After completing therapy with liposomal amphotericin B, stabilizing the patient, normalizing test results, and sterilizing blood cultures, a multidisciplinary team of a cardiologist, cardiac surgeon, infectious disease specialist, and microbiologist decided to initiate maintenance therapy with posaconazole until further results could be obtained. The 18F-FDG PET/CT was performed 3 months after the last cardiac catheterization, and no metabolically active inflammatory processes were detected. During this period, we also failed to achieve therapeutic levels of posaconazole despite multiple dose adjustments and changes in the method of administration by the parents. Consequently, therapy was discontinued. Before the final correction procedure, a comprehensive evaluation for fungal infection was conducted, with all results being negative. Sterilization of blood cultures during therapy does not guarantee that infection will not recur from the colonized site once treatment is stopped. The circulating Candida antigen, which remained positive for a long time in this patient without showing a downward trend, is also not a reliable marker of active fungal infection [8].

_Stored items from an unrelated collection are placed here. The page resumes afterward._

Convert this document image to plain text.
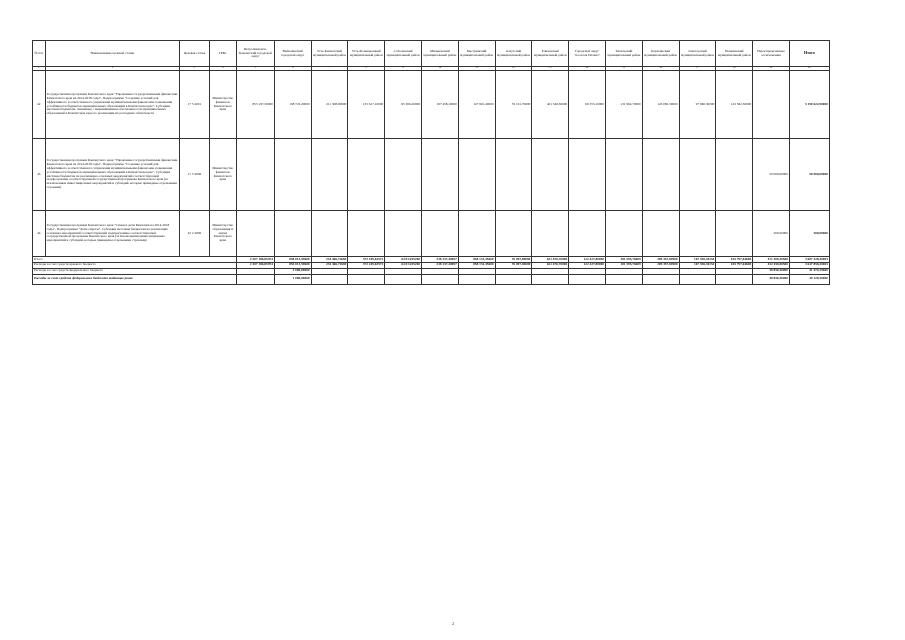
№ п/п	Наименование целевой статьи	Целевая статья	ГРБС	Петропавловск-Камчатский городской округ	Вилючинский городской округ	Усть-Камчатский муниципальный район	Усть-Большерецкий муниципальный район	Соболевский муниципальный район	Мильковский муниципальный район	Быстринский муниципальный район	Алеутский муниципальный район	Елизовский муниципальный район	Городской округ "поселок Палана"	Тигильский муниципальный район	Карагинский муниципальный район	Олюторский муниципальный район	Пенжинский муниципальный район	Нераспределенные ассигнования	Итого
1	2	3	4	5	6	7	8	9	10	11	12	13	14	15	16	17	18	19	20
42	Государственная программа Камчатского края "Управление государственными финансами Камчатского края на 2014-2018 годы", Подпрограмма "Создание условий для эффективного и ответственного управления муниципальными финансами, повышения устойчивости бюджетов муниципальных образований в Камчатском крае". Субсидии местным бюджетам, связанные с выравниванием обеспеченности муниципальных образований в Камчатском крае по реализации их расходных обязательств	17 5 4001	Министерство финансов Камчатского края	853 197,30000	138 723,20000	211 308,00000	135 617,10000	65 306,20000	197 458,10000	147 901,40000	35 161,70000	421 349,30000	69 353,10000	131 962,70000	143 082,30000	97 960,30000	143 362,30000		3 190 622,90000
43	Государственная программа Камчатского края "Управление государственными финансами Камчатского края на 2014-2018 годы", Подпрограмма "Создание условий для эффективного и ответственного управления муниципальными финансами, повышения устойчивости бюджетов муниципальных образований в Камчатском крае". Субсидии местным бюджетам на реализацию основных мероприятий соответствующей подпрограммы соответствующей государственной программы Камчатского края (за исключением инвестиционных мероприятий и субсидий, которые приведены отдельными строками)	17 5 4006	Министерство финансов Камчатского края															50 000,00000	50 000,00000
44	Государственная программа Камчатского края "Семья и дети Камчатки на 2014-2018 годы", Подпрограмма "Дети-сироты". Субсидии местным бюджетам на реализацию основных мероприятий соответствующей подпрограммы соответствующей государственной программы Камчатского края (за исключением инвестиционных мероприятий и субсидий, которые приведены отдельными строками)	22 2 4006	Министерство образования и науки Камчатского края															200,00000	200,00000
Итого				2 307 186,85704	848 013,59600	234 466,72669	372 249,63572	64 014,95200	238 137,40097	858 131,35600	76 097,00000	621 676,70000	122 427,80000	181 595,76609	209 457,84900	167 356,30154	165 797,64600	471 300,30500	3 687 328,40003
Расходы за счет средств краевого бюджета				2 307 186,85704	850 013,59600	234 466,72669	372 249,63572	64 014,95200	238 137,40097	858 131,35600	76 097,00000	621 676,70000	122 427,80000	181 595,76609	209 457,84900	167 356,30154	165 797,64600	432 450,00500	3 647 858,30003
Расходы за счет средств федерального бюджета					3 000,00000													38 850,30000	41 470,29600
Расходы за счет средств федерального бюджета выданные ранее					1 000,00000													48 850,30000	49 120,30000
2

Given the planned intervention at the previously suspected site of infection (the stent), prophylaxis with anidulafungin was employed. The procedure was uneventful.
Conclusions
Despite severe prognosis associated with invasive fungal infection, suspected stent infection, and the presence of artificial material, the patient’s treatment was completed successfully. Planning appropriate management, whether surgical or conservative, including the choice of antifungal agent, duration of therapy, and decisions regarding maintenance therapy, is often only possible through individualized, multidisciplinary consultations involving a cardiologist, cardiac surgeon, infectious disease specialist, and microbiologist.